Nun sitze ich hier, es ist der 29. Oktober. Fast zwei Monate sind schon vergangen, seit meinem Abflug nach Indien. Die letzten Wochen in Deutschland vergingen so schnell und plötzlich war es soweit. Es ging los. Voller Trauer vom Abschied, voller Vorfreude auf das was kommt, voller Aufregung was mich eigentlich erwartet. In den ersten Tagen war alles so anders, so neu, so unglaublich. Dann verging Tag für Tag und ja, es passiert gerade wirklich. Vor dem Abflug schien alles wie ein Traum. Doch so schnell ist es Wirklichkeit.

Jetzt nach knappen zwei Monaten habe ich mich schon an so Vieles gewohnt, dass am Anfang noch so neu/ anders/ verrückt war.

So viele Dinge sind mittlerweile „Normalität“.

Der wilde Verkehr mit dem vielen Hupen. Die Tiere die umher streunen, die kleinen Geschäfte, der viele Müll, die 1000 Mopeds und TukTuks. Die indische Dusche (die aus zwei Eimern besteht). Mein hartes Bett. Das Waschen mit der Hand auf der Dachterasse. Die Affen, die man immer wieder auf den Bäumen klettern sieht. Das Essen mit der Hand (ohne Besteck). Zu fahren ohne sich anzuschnallen, da eh kein Anschnallgurt vorhanden ist. Die überfüllten Autos, in denen statt 10 vorgesehenen Personen mindestens doppelt so viele mitfahren. Die zwei- drei Jungs die jeden Morgen auf dem Schulweg im Auto auf meinem Schoß gestapelt sind. Die vielen schönen grünen Palmen. Der indische Punkt auf der Stirn, den ich jeden Tag trage. Die Klamotten (kurze und enge Sachen sind tabu, hier trage ich Leggins und lange weite T-Shirts oder die traditionell indischen Churidas.) Die Hitze (jetzt hat es schon auf „angenehme“ Temperaturen abgekühlt, das heißt man kann auch mal rausgehen ohne dass alles voller Schweißtropfen ist). Die Verständigung durch gebrochenes Englisch oder Händen und Füßen mit den Kindern. Der Englischunterricht, in dem Sara und ich Lehrer von den kleinen Jungs sind. Das Essen, dass mit der Zeit immer leckerer wurde (die meisten Sachen erscheinen gar nicht mehr so scharf). Der französische/ gepflochtene Zopf, den ich hier so gut wie jeden Tag trage. Die Unterhaltungen auf Tamil um mich herum, eine so fremde Sprache bei der man wirklich nicht viel versteht. Das frühe Aufstehen jeden Tag (Montag bis Sonntag) und dann erst mal zur Morgenmesse zu gehen. Die Geckos (so ähnlich wie Eidechsen) die gemeinsam mit uns im Zimmer leben. Die dunkelhäutigen Menschen (mir fällt mittlerweile gar nicht mehr auf wie dunkel sie sind). Die starrenden Blicke fremder Menschen, wenn sie uns Weiße sehen. Die Familien, die zu viert auf einem Moped fahren. Die Tea Time, die zum festen Alltag der Inder gehört. Die Frage ob man schon gegessen hat, die man hier gefühlt 100 mal am Tag gestellt bekommt. Die Schuhe auszuziehen, bevor man bestimmte Räume/ Kirchen/ Tempel betritt. Die Blumen, die man sich als Frau jeden Sonntag in die Haare macht. Das Wasser (man kann die Temperatur nicht verstellen, es wird also immer kalt geduscht). Die Filteranlage aus der ich Wasser trinke, da das Leitungswasser zu verschmutzt zum Trinken ist. Das indische Kopfschütteln. Die laute indische Musik.

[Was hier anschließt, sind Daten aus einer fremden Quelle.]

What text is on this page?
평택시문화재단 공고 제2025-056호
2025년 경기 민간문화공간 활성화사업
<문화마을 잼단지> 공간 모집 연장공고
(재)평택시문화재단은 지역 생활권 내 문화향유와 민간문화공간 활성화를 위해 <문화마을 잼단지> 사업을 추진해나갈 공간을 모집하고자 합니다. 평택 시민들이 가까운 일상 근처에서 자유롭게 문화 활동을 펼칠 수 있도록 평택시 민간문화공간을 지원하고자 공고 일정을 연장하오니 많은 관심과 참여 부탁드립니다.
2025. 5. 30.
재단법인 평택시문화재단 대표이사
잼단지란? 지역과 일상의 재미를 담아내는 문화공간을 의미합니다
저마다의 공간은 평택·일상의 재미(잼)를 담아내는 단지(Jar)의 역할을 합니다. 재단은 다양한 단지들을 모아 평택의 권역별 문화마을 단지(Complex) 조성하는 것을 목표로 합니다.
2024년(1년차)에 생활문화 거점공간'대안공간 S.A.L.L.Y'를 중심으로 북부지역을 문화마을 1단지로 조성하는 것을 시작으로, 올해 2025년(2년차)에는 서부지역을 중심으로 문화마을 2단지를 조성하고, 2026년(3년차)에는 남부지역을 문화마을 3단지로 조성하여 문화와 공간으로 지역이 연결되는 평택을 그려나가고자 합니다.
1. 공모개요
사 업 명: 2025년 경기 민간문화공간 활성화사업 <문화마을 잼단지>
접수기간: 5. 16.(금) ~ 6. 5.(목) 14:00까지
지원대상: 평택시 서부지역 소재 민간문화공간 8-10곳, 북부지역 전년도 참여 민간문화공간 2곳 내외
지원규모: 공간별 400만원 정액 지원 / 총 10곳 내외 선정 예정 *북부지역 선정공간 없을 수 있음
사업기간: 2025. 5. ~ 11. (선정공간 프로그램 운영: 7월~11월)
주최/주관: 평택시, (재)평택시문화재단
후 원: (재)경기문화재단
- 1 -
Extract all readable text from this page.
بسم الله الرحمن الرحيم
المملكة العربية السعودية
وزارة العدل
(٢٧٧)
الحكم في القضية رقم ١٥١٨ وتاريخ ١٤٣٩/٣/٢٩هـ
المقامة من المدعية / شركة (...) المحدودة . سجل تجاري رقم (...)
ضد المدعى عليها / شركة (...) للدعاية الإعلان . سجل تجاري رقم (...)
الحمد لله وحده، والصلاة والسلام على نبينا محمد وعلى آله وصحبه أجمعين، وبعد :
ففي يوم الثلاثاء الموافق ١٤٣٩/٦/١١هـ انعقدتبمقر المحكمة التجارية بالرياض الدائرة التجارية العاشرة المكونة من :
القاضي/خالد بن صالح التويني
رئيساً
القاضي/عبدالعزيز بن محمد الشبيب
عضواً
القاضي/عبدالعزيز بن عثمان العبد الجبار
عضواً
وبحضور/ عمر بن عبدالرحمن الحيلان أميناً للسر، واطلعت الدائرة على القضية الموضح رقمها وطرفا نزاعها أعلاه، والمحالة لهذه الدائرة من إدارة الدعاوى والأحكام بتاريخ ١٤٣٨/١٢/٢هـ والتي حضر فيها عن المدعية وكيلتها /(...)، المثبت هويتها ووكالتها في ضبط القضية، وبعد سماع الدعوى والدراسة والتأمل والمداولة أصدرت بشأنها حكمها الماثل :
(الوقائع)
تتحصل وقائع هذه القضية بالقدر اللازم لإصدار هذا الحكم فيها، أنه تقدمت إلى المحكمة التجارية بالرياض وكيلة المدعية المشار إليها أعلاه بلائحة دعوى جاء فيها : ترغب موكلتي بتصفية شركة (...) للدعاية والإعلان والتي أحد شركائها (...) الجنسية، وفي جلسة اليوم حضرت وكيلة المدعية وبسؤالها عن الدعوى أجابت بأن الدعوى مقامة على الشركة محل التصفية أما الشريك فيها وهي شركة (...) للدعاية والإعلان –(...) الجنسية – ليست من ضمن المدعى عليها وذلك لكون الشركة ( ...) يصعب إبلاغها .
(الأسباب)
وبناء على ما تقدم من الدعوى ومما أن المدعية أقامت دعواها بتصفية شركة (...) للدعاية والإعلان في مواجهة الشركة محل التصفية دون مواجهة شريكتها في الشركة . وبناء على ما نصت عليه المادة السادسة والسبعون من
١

Ja und jetzt scheint alles so normal. Ich lebe hier wirklich, alles ist plötzlich Realität. Und ich sitze hier und denke nach. Wenn ich an die bisherige Zeit denke, habe ich bereits viel gesehen, viel erlebt, mich an Vieles gewohnt. Deshalb scheint für mich alles gar nicht mehr so verrückt und außergewöhnlich. Wenn ich nächsten August wieder zurück nach Deutschland fliege und das Jahr reflektiere, wird alles wieder scheinen wie ein Traum. Ein Jahr, dass ich wirklich gelebt habe, jedoch im Nachhinein wieder unglaublich ist. Vom Traum zur Wirklichkeit und wahrscheinlich schnell wieder zum Traum. Und ich werde mich im Nachhinein fragen: Habe ich diesen Traum wirklich erlebt? Und die Antwort ist Ja.